Medytowałem jak zwykle w każdy wtorek, doznałem czegoś wspaniałego, osiągnąłem stan nie-umysłu, przed oczami pojawiła mi się kocia sylwetka jaguarzycy. Tak tak tej jaguarzycy. Dzielna łapa zaryczała mi prosto do ucha. - Mało brakowało bym ogłuchł...
Chciała zwrócić moją uwagę, że na przeciwko naszego biura, tam gdzie mieścił się bank w Marokańskim Agadirze przy bulwarze Mahometa V coś się wydarzyło, nastąpiły jakieś wybuchy, co wywołało niezłe zamieszanie.

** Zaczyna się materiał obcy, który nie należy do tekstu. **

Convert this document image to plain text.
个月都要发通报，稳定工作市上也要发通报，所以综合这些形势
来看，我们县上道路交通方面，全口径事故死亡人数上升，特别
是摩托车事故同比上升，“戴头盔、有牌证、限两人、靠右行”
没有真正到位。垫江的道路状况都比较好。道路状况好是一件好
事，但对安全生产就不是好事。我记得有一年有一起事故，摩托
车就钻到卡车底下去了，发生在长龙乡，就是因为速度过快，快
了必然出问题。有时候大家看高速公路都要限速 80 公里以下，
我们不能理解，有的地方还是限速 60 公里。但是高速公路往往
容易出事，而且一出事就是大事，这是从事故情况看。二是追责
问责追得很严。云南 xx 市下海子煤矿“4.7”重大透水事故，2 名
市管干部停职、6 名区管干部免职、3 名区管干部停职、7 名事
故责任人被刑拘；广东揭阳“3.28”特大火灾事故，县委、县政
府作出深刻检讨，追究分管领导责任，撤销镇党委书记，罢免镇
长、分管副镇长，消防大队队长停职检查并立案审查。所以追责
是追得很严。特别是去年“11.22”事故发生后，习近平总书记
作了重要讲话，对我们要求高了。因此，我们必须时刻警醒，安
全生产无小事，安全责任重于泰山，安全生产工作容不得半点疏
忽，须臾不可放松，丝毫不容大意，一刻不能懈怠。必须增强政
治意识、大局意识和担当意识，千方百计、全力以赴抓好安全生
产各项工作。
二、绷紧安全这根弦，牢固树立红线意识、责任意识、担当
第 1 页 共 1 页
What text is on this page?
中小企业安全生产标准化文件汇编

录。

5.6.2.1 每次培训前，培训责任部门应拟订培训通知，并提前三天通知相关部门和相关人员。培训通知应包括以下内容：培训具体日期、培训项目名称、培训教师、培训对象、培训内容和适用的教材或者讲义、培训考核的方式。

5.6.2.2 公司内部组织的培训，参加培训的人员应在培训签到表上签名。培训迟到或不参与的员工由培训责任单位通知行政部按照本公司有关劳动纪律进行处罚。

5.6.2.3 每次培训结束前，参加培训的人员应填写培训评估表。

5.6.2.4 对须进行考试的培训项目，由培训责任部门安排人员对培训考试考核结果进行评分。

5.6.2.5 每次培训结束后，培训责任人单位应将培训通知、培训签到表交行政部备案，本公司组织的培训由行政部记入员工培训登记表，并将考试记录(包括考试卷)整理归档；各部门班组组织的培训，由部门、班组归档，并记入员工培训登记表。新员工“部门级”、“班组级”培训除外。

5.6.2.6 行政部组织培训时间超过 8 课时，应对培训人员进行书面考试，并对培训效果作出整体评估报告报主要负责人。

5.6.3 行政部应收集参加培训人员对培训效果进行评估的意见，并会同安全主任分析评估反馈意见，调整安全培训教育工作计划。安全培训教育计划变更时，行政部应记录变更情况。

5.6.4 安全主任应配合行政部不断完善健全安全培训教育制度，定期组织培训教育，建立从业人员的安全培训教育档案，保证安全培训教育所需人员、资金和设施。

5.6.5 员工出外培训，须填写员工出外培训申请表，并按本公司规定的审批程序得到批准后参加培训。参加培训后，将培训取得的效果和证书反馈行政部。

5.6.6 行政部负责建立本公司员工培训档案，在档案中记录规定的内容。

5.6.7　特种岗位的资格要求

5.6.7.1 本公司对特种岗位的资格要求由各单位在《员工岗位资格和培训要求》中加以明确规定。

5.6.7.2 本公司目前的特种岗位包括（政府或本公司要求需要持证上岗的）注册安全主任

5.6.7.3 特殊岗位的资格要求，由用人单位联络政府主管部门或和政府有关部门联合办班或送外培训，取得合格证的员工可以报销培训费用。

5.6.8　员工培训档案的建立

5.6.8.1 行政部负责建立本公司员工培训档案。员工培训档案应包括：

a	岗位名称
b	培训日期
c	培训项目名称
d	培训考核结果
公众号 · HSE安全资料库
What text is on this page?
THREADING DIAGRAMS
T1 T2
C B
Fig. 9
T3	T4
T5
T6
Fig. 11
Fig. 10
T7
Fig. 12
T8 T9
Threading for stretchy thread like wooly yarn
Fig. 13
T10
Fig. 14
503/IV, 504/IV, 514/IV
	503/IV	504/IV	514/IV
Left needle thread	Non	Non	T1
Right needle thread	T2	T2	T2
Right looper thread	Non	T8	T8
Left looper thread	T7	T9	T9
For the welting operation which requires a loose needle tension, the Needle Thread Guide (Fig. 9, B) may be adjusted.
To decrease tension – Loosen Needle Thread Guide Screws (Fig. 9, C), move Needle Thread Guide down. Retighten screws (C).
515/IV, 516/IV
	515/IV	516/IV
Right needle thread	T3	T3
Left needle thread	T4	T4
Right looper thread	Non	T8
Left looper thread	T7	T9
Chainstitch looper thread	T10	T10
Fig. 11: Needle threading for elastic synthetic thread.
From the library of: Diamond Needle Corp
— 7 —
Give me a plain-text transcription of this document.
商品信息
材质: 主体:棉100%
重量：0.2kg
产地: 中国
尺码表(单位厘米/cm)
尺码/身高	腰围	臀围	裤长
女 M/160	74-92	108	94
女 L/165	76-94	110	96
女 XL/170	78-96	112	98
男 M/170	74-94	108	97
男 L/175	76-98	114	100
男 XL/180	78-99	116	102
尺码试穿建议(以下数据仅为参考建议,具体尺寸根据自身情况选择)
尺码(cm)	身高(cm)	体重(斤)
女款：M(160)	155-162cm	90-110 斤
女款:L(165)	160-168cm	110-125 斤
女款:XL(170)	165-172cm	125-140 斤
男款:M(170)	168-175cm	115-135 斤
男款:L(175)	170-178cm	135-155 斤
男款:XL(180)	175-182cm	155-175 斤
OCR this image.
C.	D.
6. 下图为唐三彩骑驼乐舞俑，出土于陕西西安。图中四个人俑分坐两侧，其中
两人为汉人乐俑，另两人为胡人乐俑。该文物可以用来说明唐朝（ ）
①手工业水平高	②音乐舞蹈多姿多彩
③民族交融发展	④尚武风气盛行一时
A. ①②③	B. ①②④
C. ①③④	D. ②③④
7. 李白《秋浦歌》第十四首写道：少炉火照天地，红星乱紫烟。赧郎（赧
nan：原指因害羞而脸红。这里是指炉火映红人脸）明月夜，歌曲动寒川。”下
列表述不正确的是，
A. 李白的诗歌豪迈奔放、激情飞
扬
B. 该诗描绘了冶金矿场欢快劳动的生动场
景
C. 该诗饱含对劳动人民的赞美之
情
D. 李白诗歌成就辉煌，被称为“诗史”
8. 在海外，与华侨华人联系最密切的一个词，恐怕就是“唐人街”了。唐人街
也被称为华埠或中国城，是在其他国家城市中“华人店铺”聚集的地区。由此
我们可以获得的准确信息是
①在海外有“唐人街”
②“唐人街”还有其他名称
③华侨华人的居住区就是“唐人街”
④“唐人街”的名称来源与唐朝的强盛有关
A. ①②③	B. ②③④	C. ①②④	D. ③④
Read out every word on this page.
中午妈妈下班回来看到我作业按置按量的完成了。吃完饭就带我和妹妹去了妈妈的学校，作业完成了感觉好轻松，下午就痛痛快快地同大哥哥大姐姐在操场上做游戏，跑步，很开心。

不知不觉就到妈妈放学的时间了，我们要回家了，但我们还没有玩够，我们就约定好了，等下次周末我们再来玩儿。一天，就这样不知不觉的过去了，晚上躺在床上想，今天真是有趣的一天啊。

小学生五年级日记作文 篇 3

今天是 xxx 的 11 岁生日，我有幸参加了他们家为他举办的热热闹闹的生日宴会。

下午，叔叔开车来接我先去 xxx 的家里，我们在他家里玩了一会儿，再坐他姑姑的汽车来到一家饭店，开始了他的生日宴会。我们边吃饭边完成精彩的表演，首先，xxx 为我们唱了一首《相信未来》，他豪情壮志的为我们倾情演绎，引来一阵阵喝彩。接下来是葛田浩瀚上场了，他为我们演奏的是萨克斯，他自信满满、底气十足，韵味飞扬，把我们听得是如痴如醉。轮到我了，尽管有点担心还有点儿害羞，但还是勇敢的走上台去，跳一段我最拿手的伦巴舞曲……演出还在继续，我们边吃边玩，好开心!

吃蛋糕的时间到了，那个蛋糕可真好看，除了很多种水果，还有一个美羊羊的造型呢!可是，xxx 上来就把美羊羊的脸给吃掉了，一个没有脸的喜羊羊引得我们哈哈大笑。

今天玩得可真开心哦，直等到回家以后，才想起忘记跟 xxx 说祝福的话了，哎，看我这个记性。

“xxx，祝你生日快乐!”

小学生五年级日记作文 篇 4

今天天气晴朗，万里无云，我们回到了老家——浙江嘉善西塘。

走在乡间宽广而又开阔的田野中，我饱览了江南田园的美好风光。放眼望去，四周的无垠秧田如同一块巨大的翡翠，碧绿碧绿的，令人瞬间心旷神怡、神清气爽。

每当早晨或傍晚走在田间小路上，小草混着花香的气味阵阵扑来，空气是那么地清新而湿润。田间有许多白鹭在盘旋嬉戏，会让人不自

Terroryści uciekli z torbą pełną pieniędzy i sztabek złota.
Natychmiast albo jeszcze szybciej wybiegłem i wskoczyłem do swojego samochodu terenowego w kolorze oliwkowym. Łapa jednym susem wylądowała na tyle pojazdu. - No i co? Gaz do dechy, nie zwracając uwagi na to, że złamałem chyba ze 2 przepisów ruchu drogowego, a za takie coś marokańskie władze przewidują niezłą odsiadkę.
Czerwony Van rabusiów stał z otwartymi drzwiami na lotnisku 20 km za miastem. Jednak zbóje nigdzie nie odlecieli, mieli kłopoty z odpaleniem białej awionetki znajdującej się na poboczu.
Z daleka dostrzegłem turbany z wielkim czarno czerwonym "Z".
- I wszystko jasne, nasz stary kolega Zenobiusz talib i jego wesoły oddział. Czy oni nigdy nie odpuszczą? - mruknąłem pod nosem.
Mieli na plecach zawieszone słynne karabiny AK-47.
Machinalnie zdjąłem łuk z pleców i nałożyłem strzałę o wzmocnionym metalowym drzewcu. Wycelowałem i wypuściłem. Trafiłem tego taliba co chciałem dokładnie w udo. Strzała utkwiła po samą lotkę.
Zenobiusz zakwiczał jak prosiak dostający po tyłku.
Zenobiusz kulejąc zaczął uciekać a pozostali terroryści kopali w podłożę próbując wytworzyć zasłonę dymną.
Widocznie w karabinach mieli puste magazynki. Łapa wystrzeliła z rykiem na nich i tak ich poturbowała, że potem służby wojskowe i policyjne nie wiedziały kto jest kim. Niestety Zenobiusz Talib znowu dal dyla w nieznanym kierunku.
Otworzyłem oczy i zobaczyłem przed sobą mojego psa Tequilę, która głośno warcząc podawała mi łapę. Domagała się jedzenia, a w drzwiach sali stał uśmiechnięty wujek Stefan.
W domu naprędce spisałem całe zdarzenie na komputerze. I teraz pozostaje tylko czekanie na następną przygodę. Egzystencja pokażę.

all rights reserved

Bo moc wyobraźni to prawdziwy dar, wystarczy jej zaufać, a pozbędziesz się na zawsze z życia mar.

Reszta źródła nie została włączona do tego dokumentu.